資生堂、上期で営業益進捗率85% コロナ不透明で通期据え置き
[東京 5日 ロイター] – 資生堂は5日、2021年1―6月期の連結営業利益が230億円になったと発表した。前年同期の34億円の赤字から黒字転換した。通期見通しは270億円で進捗率は85%に達しているが、国内外での新型コロナウイルス感染拡大の先行きが不透明なことから、通期見通しは据え置いた。
1―6月期は、売上高・営業利益ともに会社側の想定を上回ったという。日本は、緊急事態宣言などで厳しい状況が続いたが、コロナから回復してきた欧米や中国がカバーした。
ただ、足元では、日本だけでなく、欧米などでもデルタ型の拡大がみられる。魚谷雅彦社長は会見で「1カ月前の決算発表ならば、こうは考えなかった」と述べ、コロナ感染拡大の先行きが不透明となったことで、通期の業績予想を据え置いたと説明した。
2021年12月通期の営業利益は270億円(前年比80.4%増)、純利益は355億円(前年は117億円の赤字)の見通し。IBESがまとめたアナリスト17人の通期営業利益の予想平均は510億円。通期見通しについては「外部環境や市場動向を慎重に見極め、改めて開示する」としている。

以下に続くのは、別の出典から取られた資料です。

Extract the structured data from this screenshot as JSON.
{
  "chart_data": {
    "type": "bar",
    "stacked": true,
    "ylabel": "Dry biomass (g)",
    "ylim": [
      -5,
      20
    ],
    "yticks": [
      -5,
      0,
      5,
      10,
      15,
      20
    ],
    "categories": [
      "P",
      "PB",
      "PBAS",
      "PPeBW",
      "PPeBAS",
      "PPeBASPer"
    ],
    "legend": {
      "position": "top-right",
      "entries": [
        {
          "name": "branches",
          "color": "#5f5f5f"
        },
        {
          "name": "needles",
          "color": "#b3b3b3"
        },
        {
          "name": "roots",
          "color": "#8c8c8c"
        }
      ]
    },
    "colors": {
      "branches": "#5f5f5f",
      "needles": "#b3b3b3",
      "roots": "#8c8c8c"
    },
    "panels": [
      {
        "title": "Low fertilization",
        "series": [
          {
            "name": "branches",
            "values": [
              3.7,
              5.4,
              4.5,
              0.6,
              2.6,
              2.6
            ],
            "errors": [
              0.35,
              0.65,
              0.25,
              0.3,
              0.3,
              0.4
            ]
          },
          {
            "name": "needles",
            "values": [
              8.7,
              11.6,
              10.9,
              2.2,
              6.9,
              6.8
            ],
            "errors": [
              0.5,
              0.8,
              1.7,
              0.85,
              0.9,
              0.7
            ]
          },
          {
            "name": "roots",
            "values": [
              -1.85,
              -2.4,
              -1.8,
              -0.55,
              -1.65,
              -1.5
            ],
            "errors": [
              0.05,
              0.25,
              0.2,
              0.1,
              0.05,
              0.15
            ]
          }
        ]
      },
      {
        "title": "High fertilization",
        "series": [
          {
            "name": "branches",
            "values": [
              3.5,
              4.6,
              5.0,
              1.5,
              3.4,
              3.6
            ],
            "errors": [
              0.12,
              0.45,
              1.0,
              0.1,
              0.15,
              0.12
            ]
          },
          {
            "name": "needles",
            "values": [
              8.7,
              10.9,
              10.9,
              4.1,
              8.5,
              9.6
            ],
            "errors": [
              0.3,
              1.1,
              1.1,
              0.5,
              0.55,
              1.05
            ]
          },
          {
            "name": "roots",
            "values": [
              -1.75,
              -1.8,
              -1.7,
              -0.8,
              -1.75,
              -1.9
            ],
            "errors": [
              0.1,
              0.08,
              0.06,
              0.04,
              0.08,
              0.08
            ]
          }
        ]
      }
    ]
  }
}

1―6月期の純損益は172億円の赤字になった。「ドルチェ&ガッバーナ」のグローバルライセンス契約終了に伴う特別損失339億円など構造改革費用を計上した。純損失は、前年同期の213億円からは縮小した。
同社では、構造改革等を除く既存ビジネスベースでは、246億円の黒字だったとしている。